Maybe it sits there until your archive policy deletes it, or perhaps you don’t have an archive policy and you pay ongoing storage costs. Perhaps you’ve bought into using the cloud for backup but, not knowing what has value and what does not, you default to keeping everything.
We see this every day in our digitizing project for our clients. Boxes that have been in a warehouse for years, labeled as holding relevant data, just keep the clearings of some long since separated employees, the markers of careers swept into a box and placed in a warehouse. The objective of clearing the desk is achieved, and the work of isolating the diamonds from the soil is left for some future that never arrives.
Data ages at different rates. Often, technology marches on faster than the data fed in as input or generated as output. Technical debt has a habit of orphaning its child data.
I recall one project from my past where we successfully archived the data and developed a shiny new front end to help the users search it. We missed one minor element: We didn’t archive the code of the software that processed the inputs and generated the outputs. When the time came to show the auditors that the results came from the inputs, we couldn’t.
Sometimes new technology and new algorithms can bring new results from old data. Sometimes that adds value, and sometimes it doesn’t. The question is, how do we know which datasets will have future value and which will not?
We’ve all seen how data-hungry AI is. The more data we can train with, the better the AI becomes. This fosters the temptation, once again, to keep everything, just in case. We need to ask ourselves how we can use the derivative insights.

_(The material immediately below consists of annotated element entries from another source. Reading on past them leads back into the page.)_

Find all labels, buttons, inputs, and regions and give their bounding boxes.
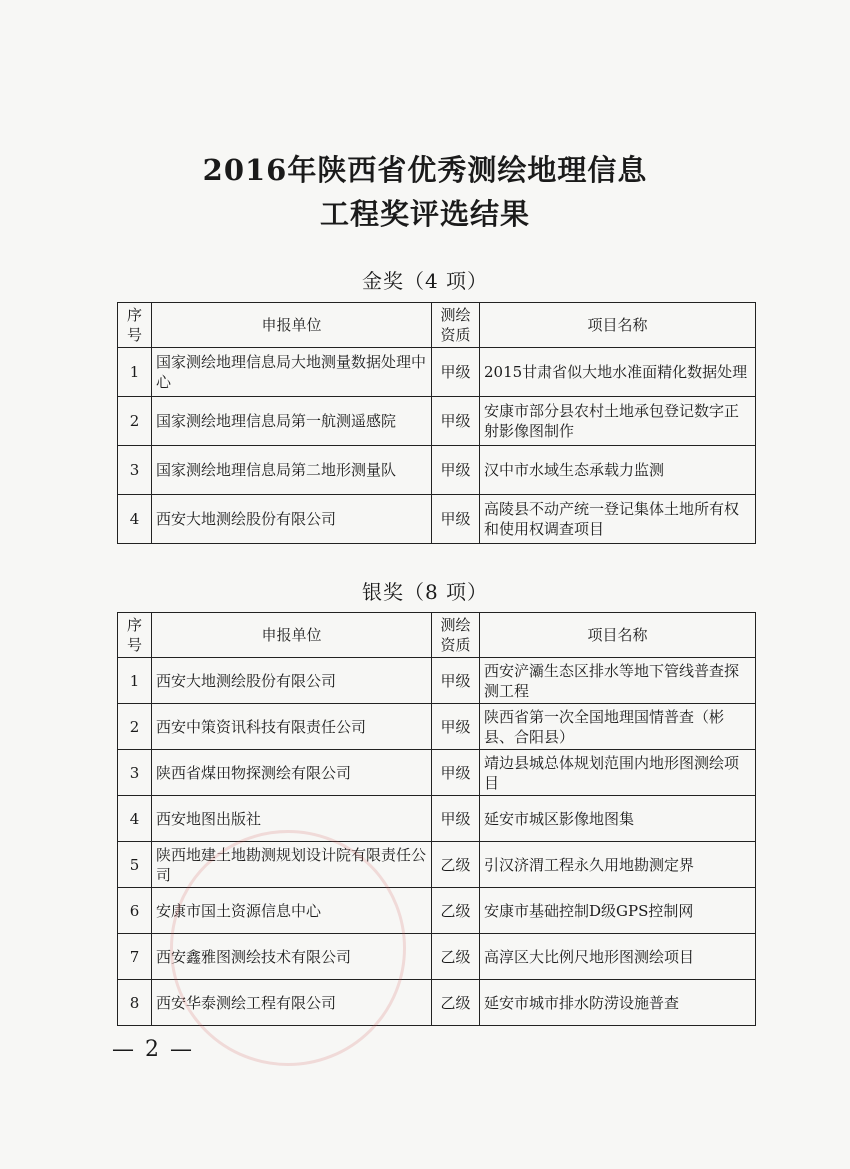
row-index: 3 — [118, 750, 152, 796]
table-header-row — [118, 613, 756, 658]
row-index: 8 — [118, 980, 152, 1026]
header-grade: 测绘资质 — [432, 303, 480, 348]
header-unit: 申报单位 — [152, 613, 432, 658]
header-index: 序号 — [118, 613, 152, 658]
table-row — [118, 397, 756, 446]
row-grade: 甲级 — [432, 750, 480, 796]
row-grade: 甲级 — [432, 348, 480, 397]
table-header-row — [118, 303, 756, 348]
row-project: 延安市城区影像地图集 — [480, 796, 756, 842]
row-project: 陕西省第一次全国地理国情普查（彬县、合阳县） — [480, 704, 756, 750]
table-row — [118, 750, 756, 796]
row-project: 2015甘肃省似大地水准面精化数据处理 — [480, 348, 756, 397]
row-unit: 国家测绘地理信息局第二地形测量队 — [152, 446, 432, 495]
row-unit: 陕西省煤田物探测绘有限公司 — [152, 750, 432, 796]
row-index: 2 — [118, 397, 152, 446]
row-grade: 甲级 — [432, 704, 480, 750]
row-grade: 乙级 — [432, 888, 480, 934]
row-project: 高陵县不动产统一登记集体土地所有权和使用权调查项目 — [480, 495, 756, 544]
table-row — [118, 842, 756, 888]
document-title — [0, 148, 850, 236]
row-index: 4 — [118, 495, 152, 544]
row-project: 高淳区大比例尺地形图测绘项目 — [480, 934, 756, 980]
row-unit: 西安鑫雅图测绘技术有限公司 — [152, 934, 432, 980]
row-index: 5 — [118, 842, 152, 888]
table-row — [118, 888, 756, 934]
row-project: 靖边县城总体规划范围内地形图测绘项目 — [480, 750, 756, 796]
header-grade: 测绘资质 — [432, 613, 480, 658]
row-project: 引汉济渭工程永久用地勘测定界 — [480, 842, 756, 888]
row-grade: 乙级 — [432, 934, 480, 980]
row-grade: 乙级 — [432, 980, 480, 1026]
row-unit: 西安中策资讯科技有限责任公司 — [152, 704, 432, 750]
table-row — [118, 348, 756, 397]
row-unit: 西安华泰测绘工程有限公司 — [152, 980, 432, 1026]
table-row — [118, 658, 756, 704]
row-unit: 国家测绘地理信息局大地测量数据处理中心 — [152, 348, 432, 397]
table-row — [118, 980, 756, 1026]
row-project: 延安市城市排水防涝设施普查 — [480, 980, 756, 1026]
row-project: 西安浐灞生态区排水等地下管线普查探测工程 — [480, 658, 756, 704]
table-row — [118, 495, 756, 544]
row-index: 7 — [118, 934, 152, 980]
table-row — [118, 796, 756, 842]
row-unit: 西安大地测绘股份有限公司 — [152, 495, 432, 544]
silver-award-heading: 银奖（8 项） — [361, 580, 489, 604]
table-row — [118, 446, 756, 495]
row-unit: 陕西地建土地勘测规划设计院有限责任公司 — [152, 842, 432, 888]
header-index: 序号 — [118, 303, 152, 348]
row-project: 汉中市水域生态承载力监测 — [480, 446, 756, 495]
header-project: 项目名称 — [480, 613, 756, 658]
table-row — [118, 704, 756, 750]
row-index: 1 — [118, 658, 152, 704]
row-project: 安康市部分县农村土地承包登记数字正射影像图制作 — [480, 397, 756, 446]
gold-award-table — [117, 302, 756, 544]
row-index: 4 — [118, 796, 152, 842]
title-line-1: 2016年陕西省优秀测绘地理信息 — [202, 153, 648, 187]
row-grade: 甲级 — [432, 796, 480, 842]
page-number: — 2 — — [112, 1037, 194, 1062]
row-index: 1 — [118, 348, 152, 397]
header-unit: 申报单位 — [152, 303, 432, 348]
gold-award-heading: 金奖（4 项） — [361, 269, 489, 293]
row-grade: 甲级 — [432, 446, 480, 495]
row-grade: 甲级 — [432, 658, 480, 704]
row-grade: 甲级 — [432, 397, 480, 446]
silver-award-table — [117, 612, 756, 1026]
title-line-2: 工程奖评选结果 — [319, 197, 530, 231]
header-project: 项目名称 — [480, 303, 756, 348]
row-index: 3 — [118, 446, 152, 495]
row-grade: 乙级 — [432, 842, 480, 888]
row-project: 安康市基础控制D级GPS控制网 — [480, 888, 756, 934]
row-index: 6 — [118, 888, 152, 934]
row-grade: 甲级 — [432, 495, 480, 544]
row-unit: 西安大地测绘股份有限公司 — [152, 658, 432, 704]
table-row — [118, 934, 756, 980]
row-unit: 国家测绘地理信息局第一航测遥感院 — [152, 397, 432, 446]
row-unit: 西安地图出版社 — [152, 796, 432, 842]
row-unit: 安康市国土资源信息中心 — [152, 888, 432, 934]
row-index: 2 — [118, 704, 152, 750]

I once discovered an analytics project underway to determine if widget A was better than widget B. A good deal of time and effort was spent on a program that was history masquerading as future. It shouldn’t have taken me to point out that neither widget A nor widget B was still being produced. Their manufacturers had used their own analytics to advance to widget A+ and widget B+ with enough differences to invalidate the comparison of their predecessors. Add in the cost of replacing all our B’s with A’s, retraining the workforce and the life of the widget, and we’d never make a return on the investment in the switch.
The solution to these issues lies in the discipline of data management.
Effective data management will index your data in context. Instead of searching for data, you’ll be able to stop searching and start finding. By identifying data as you create it, you can create effective policies around its retention. You can identify the inputs and trace the lineage of derived information to the origin data. You can better imply the future value of any given set and make decisions on the cost-benefit of storage over deletion.
Effective data management allows you to store data with intention and escape the digital pack-rat habit. As the volumes of data in storage continue their rapid ascent, can you afford to ignore data management?